When OpenAI first demoed its eerily realistic, near real-time “advanced voice mode” for its AI-powered chatbot platform ChatGPT in May, the company said it would roll out the feature to ChatGPT's paid users within a few weeks.
A few months later, OpenAI said it needed more time.
In a post on its official Discord server, OpenAI said it had planned to roll out an alpha version of the advanced voice mode to a small number of ChatGPT Plus users in late June, but persistent issues forced it to postpone the launch until sometime in July.
“For example, we are improving our model's ability to detect and reject certain content,” OpenAI wrote. “We're also working to improve the user experience and preparing our infrastructure to scale to millions of people while maintaining real-time responsiveness. As part of our iterative deployment strategy, we'll start with an alpha with a small number of users, gather feedback, and expand based on our learnings.”
OpenAI said the advanced voice mode may not be released to all ChatGPT Plus customers until the fall, depending on whether it passes certain internal safety and reliability checks, but the delay won't affect the rollout of new video and screen sharing features that were demoed separately at OpenAI's spring press event.

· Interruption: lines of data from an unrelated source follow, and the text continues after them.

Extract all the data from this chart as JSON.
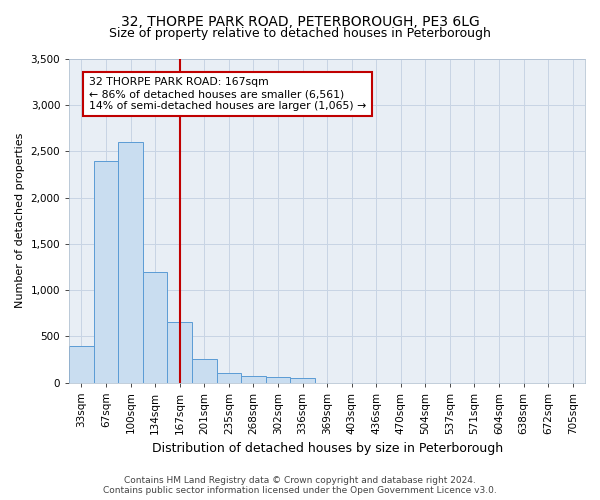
{
  "title": "32, THORPE PARK ROAD, PETERBOROUGH, PE3 6LG",
  "subtitle": "Size of property relative to detached houses in Peterborough",
  "xlabel": "Distribution of detached houses by size in Peterborough",
  "ylabel": "Number of detached properties",
  "categories": [
    "33sqm",
    "67sqm",
    "100sqm",
    "134sqm",
    "167sqm",
    "201sqm",
    "235sqm",
    "268sqm",
    "302sqm",
    "336sqm",
    "369sqm",
    "403sqm",
    "436sqm",
    "470sqm",
    "504sqm",
    "537sqm",
    "571sqm",
    "604sqm",
    "638sqm",
    "672sqm",
    "705sqm"
  ],
  "values": [
    400,
    2400,
    2600,
    1200,
    650,
    250,
    100,
    70,
    60,
    50,
    0,
    0,
    0,
    0,
    0,
    0,
    0,
    0,
    0,
    0,
    0
  ],
  "bar_color": "#c9ddf0",
  "bar_edge_color": "#5b9bd5",
  "marker_idx": 4,
  "marker_line_color": "#c00000",
  "annotation_line1": "32 THORPE PARK ROAD: 167sqm",
  "annotation_line2": "← 86% of detached houses are smaller (6,561)",
  "annotation_line3": "14% of semi-detached houses are larger (1,065) →",
  "annotation_box_color": "#c00000",
  "ylim": [
    0,
    3500
  ],
  "yticks": [
    0,
    500,
    1000,
    1500,
    2000,
    2500,
    3000,
    3500
  ],
  "footer1": "Contains HM Land Registry data © Crown copyright and database right 2024.",
  "footer2": "Contains public sector information licensed under the Open Government Licence v3.0.",
  "bg_color": "#ffffff",
  "plot_bg_color": "#e8eef5",
  "grid_color": "#c8d4e4",
  "title_fontsize": 10,
  "subtitle_fontsize": 9,
  "ylabel_fontsize": 8,
  "xlabel_fontsize": 9,
  "tick_fontsize": 7.5,
  "footer_fontsize": 6.5,
  "annotation_fontsize": 7.8
}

These features include the ability to solve math problems when given an image of the problem, explaining various settings menus on your device, and more. They were designed to work not only with ChatGPT on your phone, but also with desktop clients such as the macOS app that is now available to all ChatGPT users today.

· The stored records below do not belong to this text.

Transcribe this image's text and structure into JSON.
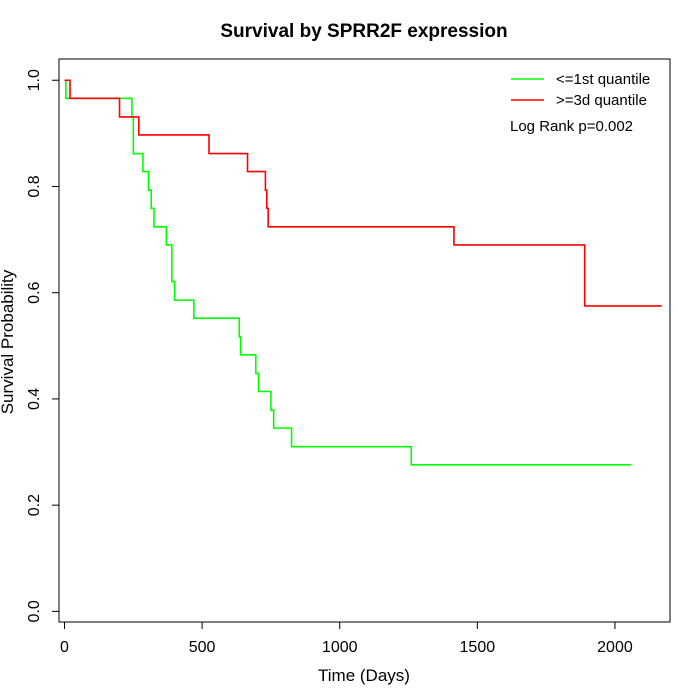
{
  "chart_data": {
    "type": "line",
    "title": "Survival by SPRR2F expression",
    "xlabel": "Time (Days)",
    "ylabel": "Survival Probability",
    "xlim": [
      -20,
      2200
    ],
    "ylim": [
      -0.02,
      1.04
    ],
    "xticks": [
      0,
      500,
      1000,
      1500,
      2000
    ],
    "yticks": [
      0.0,
      0.2,
      0.4,
      0.6,
      0.8,
      1.0
    ],
    "xtick_labels": [
      "0",
      "500",
      "1000",
      "1500",
      "2000"
    ],
    "ytick_labels": [
      "0.0",
      "0.2",
      "0.4",
      "0.6",
      "0.8",
      "1.0"
    ],
    "grid": false,
    "legend_position": "top-right",
    "annotation": "Log Rank p=0.002",
    "series": [
      {
        "name": "<=1st quantile",
        "color": "#00ff00",
        "step": true,
        "x": [
          0,
          5,
          245,
          250,
          285,
          305,
          315,
          325,
          370,
          390,
          400,
          470,
          635,
          640,
          655,
          695,
          705,
          750,
          760,
          825,
          1260,
          2060
        ],
        "y": [
          1.0,
          0.966,
          0.931,
          0.862,
          0.828,
          0.793,
          0.759,
          0.724,
          0.69,
          0.621,
          0.586,
          0.552,
          0.517,
          0.483,
          0.483,
          0.448,
          0.414,
          0.379,
          0.345,
          0.31,
          0.276,
          0.276
        ]
      },
      {
        "name": ">=3d quantile",
        "color": "#ff0000",
        "step": true,
        "x": [
          0,
          20,
          200,
          270,
          525,
          665,
          730,
          735,
          740,
          1415,
          1890,
          2170
        ],
        "y": [
          1.0,
          0.966,
          0.931,
          0.897,
          0.862,
          0.828,
          0.793,
          0.759,
          0.724,
          0.69,
          0.575,
          0.575
        ]
      }
    ]
  }
}
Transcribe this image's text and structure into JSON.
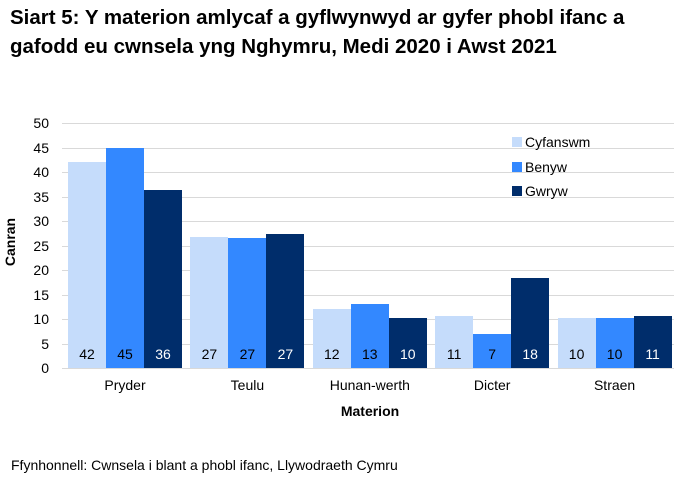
{
  "title": "Siart 5: Y materion amlycaf a gyflwynwyd ar gyfer phobl ifanc a gafodd eu cwnsela yng Nghymru, Medi 2020 i Awst 2021",
  "source": "Ffynhonnell: Cwnsela i blant a phobl ifanc, Llywodraeth Cymru",
  "colors": {
    "Cyfanswm": "#c5dcfb",
    "Benyw": "#3388ff",
    "Gwryw": "#002d6b"
  },
  "chart_data": {
    "type": "bar",
    "title": "Siart 5: Y materion amlycaf a gyflwynwyd ar gyfer phobl ifanc a gafodd eu cwnsela yng Nghymru, Medi 2020 i Awst 2021",
    "xlabel": "Materion",
    "ylabel": "Canran",
    "ylim": [
      0,
      50
    ],
    "yticks": [
      0,
      5,
      10,
      15,
      20,
      25,
      30,
      35,
      40,
      45,
      50
    ],
    "grid": true,
    "legend_position": "top-right",
    "categories": [
      "Pryder",
      "Teulu",
      "Hunan-werth",
      "Dicter",
      "Straen"
    ],
    "series": [
      {
        "name": "Cyfanswm",
        "values": [
          42,
          27,
          12,
          11,
          10
        ],
        "heights": [
          42.0,
          26.7,
          12.0,
          10.6,
          10.3
        ],
        "color": "#c5dcfb"
      },
      {
        "name": "Benyw",
        "values": [
          45,
          27,
          13,
          7,
          10
        ],
        "heights": [
          44.8,
          26.5,
          13.0,
          7.0,
          10.3
        ],
        "color": "#3388ff"
      },
      {
        "name": "Gwryw",
        "values": [
          36,
          27,
          10,
          18,
          11
        ],
        "heights": [
          36.3,
          27.3,
          10.2,
          18.3,
          10.6
        ],
        "color": "#002d6b"
      }
    ]
  }
}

“ChatGPT's advanced voice modes can understand and respond to emotions and non-verbal cues, bringing you closer to a real-time, natural conversation with an AI,” OpenAI wrote. “Our mission is to deliver these new experiences thoughtfully.”

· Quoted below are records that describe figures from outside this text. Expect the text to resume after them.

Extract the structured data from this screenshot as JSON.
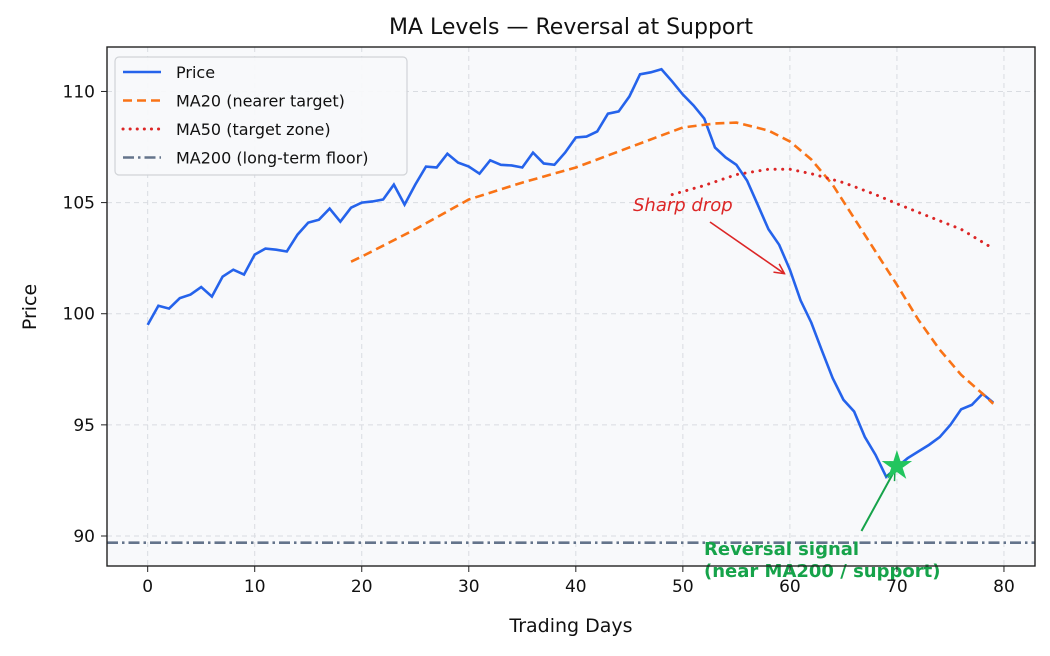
{
  "chart_data": {
    "type": "line",
    "title": "MA Levels — Reversal at Support",
    "xlabel": "Trading Days",
    "ylabel": "Price",
    "xlim": [
      -3.8,
      82.9
    ],
    "ylim": [
      88.65,
      112.0
    ],
    "xticks": [
      0,
      10,
      20,
      30,
      40,
      50,
      60,
      70,
      80
    ],
    "yticks": [
      90,
      95,
      100,
      105,
      110
    ],
    "grid": true,
    "legend_position": "top-left",
    "colors": {
      "price": "#2563eb",
      "ma20": "#f97316",
      "ma50": "#dc2626",
      "ma200": "#64748b",
      "reversal": "#16a34a",
      "star": "#22c55e",
      "background": "#f8f9fb"
    },
    "series": [
      {
        "name": "Price",
        "style": "solid",
        "x": [
          0,
          1,
          2,
          3,
          4,
          5,
          6,
          7,
          8,
          9,
          10,
          11,
          12,
          13,
          14,
          15,
          16,
          17,
          18,
          19,
          20,
          21,
          22,
          23,
          24,
          25,
          26,
          27,
          28,
          29,
          30,
          31,
          32,
          33,
          34,
          35,
          36,
          37,
          38,
          39,
          40,
          41,
          42,
          43,
          44,
          45,
          46,
          47,
          48,
          49,
          50,
          51,
          52,
          53,
          54,
          55,
          56,
          57,
          58,
          59,
          60,
          61,
          62,
          63,
          64,
          65,
          66,
          67,
          68,
          69,
          70,
          71,
          72,
          73,
          74,
          75,
          76,
          77,
          78,
          79
        ],
        "y": [
          99.5,
          100.36,
          100.23,
          100.7,
          100.86,
          101.2,
          100.77,
          101.67,
          101.98,
          101.76,
          102.66,
          102.93,
          102.88,
          102.8,
          103.56,
          104.1,
          104.23,
          104.73,
          104.14,
          104.77,
          105.0,
          105.05,
          105.14,
          105.81,
          104.91,
          105.81,
          106.62,
          106.58,
          107.2,
          106.8,
          106.62,
          106.3,
          106.9,
          106.7,
          106.67,
          106.58,
          107.25,
          106.76,
          106.7,
          107.25,
          107.93,
          107.97,
          108.2,
          109.0,
          109.1,
          109.77,
          110.77,
          110.86,
          111.0,
          110.45,
          109.86,
          109.37,
          108.78,
          107.48,
          107.03,
          106.7,
          105.99,
          104.9,
          103.8,
          103.1,
          101.98,
          100.6,
          99.6,
          98.33,
          97.1,
          96.13,
          95.6,
          94.46,
          93.65,
          92.66,
          93.1,
          93.5,
          93.8,
          94.1,
          94.45,
          95.0,
          95.7,
          95.9,
          96.4,
          96.0
        ]
      },
      {
        "name": "MA20 (nearer target)",
        "style": "dashed",
        "x": [
          19,
          20,
          25,
          30,
          35,
          40,
          45,
          50,
          53,
          55,
          58,
          60,
          62,
          64,
          66,
          68,
          70,
          72,
          74,
          76,
          78,
          79
        ],
        "y": [
          102.34,
          102.57,
          103.8,
          105.14,
          105.9,
          106.58,
          107.48,
          108.38,
          108.56,
          108.6,
          108.24,
          107.75,
          106.94,
          105.8,
          104.3,
          102.8,
          101.3,
          99.73,
          98.38,
          97.25,
          96.4,
          95.95
        ]
      },
      {
        "name": "MA50 (target zone)",
        "style": "dotted",
        "x": [
          49,
          52,
          55,
          58,
          60,
          62,
          65,
          68,
          70,
          73,
          76,
          79
        ],
        "y": [
          105.36,
          105.77,
          106.26,
          106.5,
          106.5,
          106.3,
          105.9,
          105.36,
          104.95,
          104.37,
          103.8,
          102.93
        ]
      },
      {
        "name": "MA200 (long-term floor)",
        "style": "dashdot",
        "hline": 89.7
      }
    ],
    "annotations": [
      {
        "text": "Sharp drop",
        "xy": [
          59.5,
          101.8
        ],
        "xytext": [
          50,
          104.9
        ]
      },
      {
        "text": "Reversal signal\n(near MA200 / support)",
        "xy": [
          70,
          93.15
        ],
        "xytext": [
          66.5,
          90.2
        ],
        "marker": "star"
      }
    ]
  }
}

Onstage at the launch event, OpenAI employees demonstrated ChatGPT responding nearly instantly to requests, such as solving a math problem on a piece of paper held in front of a researcher's smartphone camera.
OpenAI's advanced voice mode sparked considerable controversy due to the similarity of the default “Sky” voice to that of actress Scarlett Johansson. Johansson later released a statement saying that she had hired lawyers to research the voice and get precise details about how it was developed, and that she had refused multiple requests from OpenAI to license her voice to ChatGPT.
OpenAI denied that it had used Johansson's voice or a similar voice without permission, but later removed the voice in question.